Título: O fiscal do fiscal
Autor: Tepedino, Gustavo
Fonte: O Globo, 15/03/2007, Opinão, p. 7

Encontra-se na reta final a tramitação do projeto de lei 6.272-E/2005, que institui a Super-Receita. Submetida à promulgação do presidente da República, a nova lei racionaliza os procedimentos de fiscalização tributária.

Em tempos de reforma legislativa, há de se ter cautela, contudo, com o equilíbrio entre as ações dos fiscais fazendários e da magistratura, para se preservarem as garantias fundamentais da atividade empresarial. Para tanto, o projeto de lei em andamento dota a fiscalização fazendária de amplos poderes, reservando ao Judiciário o controle do expediente que, em direito, se denomina desconsideração da pessoa jurídica.

Trata-se de mecanismo alvissareiro, por meio do qual o magistrado desconsidera a existência da pessoa jurídica e responsabiliza seus sócios por atos que praticaram em nome da sociedade, causando danos a terceiros. Quem não se lembra do acidente do Bateau Mouche, ocorrido no réveillon de 1989, e da corajosa ação da magistratura que, diante do patrimônio pífio da sociedade responsável pela tragédia, determinou a execução dos bens dos sócios abastados, com vistas à obtenção de reparação para as vítimas do naufrágio? Poderosa arma contra os desonestos, o instrumento, entretanto, pode-se transformar em verdadeiro réquiem contra a atividade empresarial. É medicamento extremamente potente e, por isso, não pode ser prescrito senão mediante protocolo rígido, e após atento diagnóstico, sob pena de se deflagrarem efeitos colaterais letais para a livre iniciativa.

Pode a autoridade fiscal atuar diretamente, sem controle prévio do Judiciário, para deflagrar sanções administrativas que lhe são próprias e provocar a repressão civil e penal, inclusive com o apoio do Ministério Público da União, diante de tipificações de delitos e de irregularidades legalmente previstas.

O que não pode é o fiscal - e aqui se estabelece o limite de sua atuação, indispensável ao estado democrático de direito - desconsiderar, pura e simplesmente, a atividade empresarial legalmente constituída, como fato banal e corriqueiro, ignorando a existência de sujeito de direito constituído nos termos da lei, mediante a drástica desconsideração da personalidade jurídica, sem prévio controle judicial.
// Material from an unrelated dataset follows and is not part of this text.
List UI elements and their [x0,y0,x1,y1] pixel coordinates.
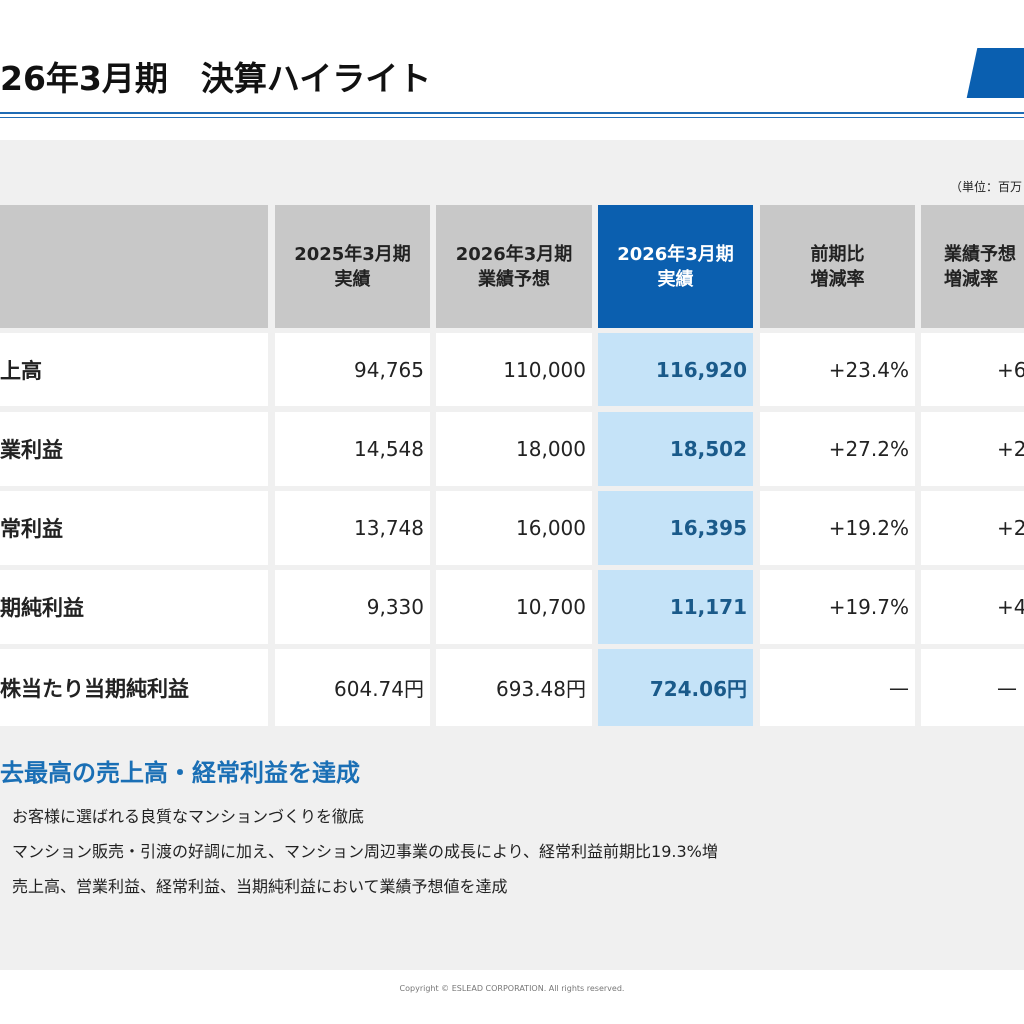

Por outro lado, o controle judicial à atuação dos agentes fiscais não interfere na valorosa atuação dos agentes do trabalho e, menos ainda, do Ministério Público do Trabalho. Tais órgãos opõem-se, justamente, às pessoas jurídicas de fachada, que funcionam como escudo para crimes contra o trabalhador. Essa ação fiscalizadora há de ser estimulada. O comportamento criminoso, felizmente, não é a regra, mas exceção, e não pode servir de pretexto para se colocar sob suspeita todas as sociedades constituídas para prestação de serviços profissionais. Não se mostra razoável que fiscais tributários venham a desconstituir sociedade legalmente organizada, ao largo do Poder Judiciário, em nome da proteção do trabalhador, considerando, como num passe de mágica, seus sócios empregados, contra a vontade destes e dos fiscais do trabalho.

A autoridade fiscal deve combater com vigor a evasão e a fraude. Mas uma vez constituídas licitamente, e atuando as pessoas jurídicas nos moldes e para os fins que a legislação especial prevê, tertius non datur: ou bem a autoridade fiscal recorre ao Poder Judiciário, com demonstração cabal da inocorrência dos fatos declarados, para declarar a ilicitude dessas sociedades, ou deve se submeter à qualificação societária definida pela iniciativa econômica privada, sob pena de se afigurar abusiva a sua atuação. Em última análise, mostra-se indispensável que, ao lado da renovada fiscalização, afirme-se o direito constitucional à livre iniciativa, à constituição de empresas privadas e à organização de serviços profissionais, por prestadores de serviços, como pessoa jurídica.

Na expectativa da promulgação do projeto da Super Receita, confia-se na sageza do presidente da República que, por seu passado político, certamente não se deixará seduzir por aqueles que advogam o veto ao aludido § 4º, e querem concentrar todos os poderes no fiscal fazendário, afastando o Judiciário do controle de legalidade das pessoas jurídicas legitimamente constituídas. Das noites sombrias dos regimes políticos autoritários extrai-se definitiva lição: a truculência do Estado e a compressão da iniciativa privada são incompatíveis com a economia de mercado e a justiça social.

GUSTAVO TEPEDINO é professor de Direito Civil e ex-diretor da Faculdade de Direito da Uerj.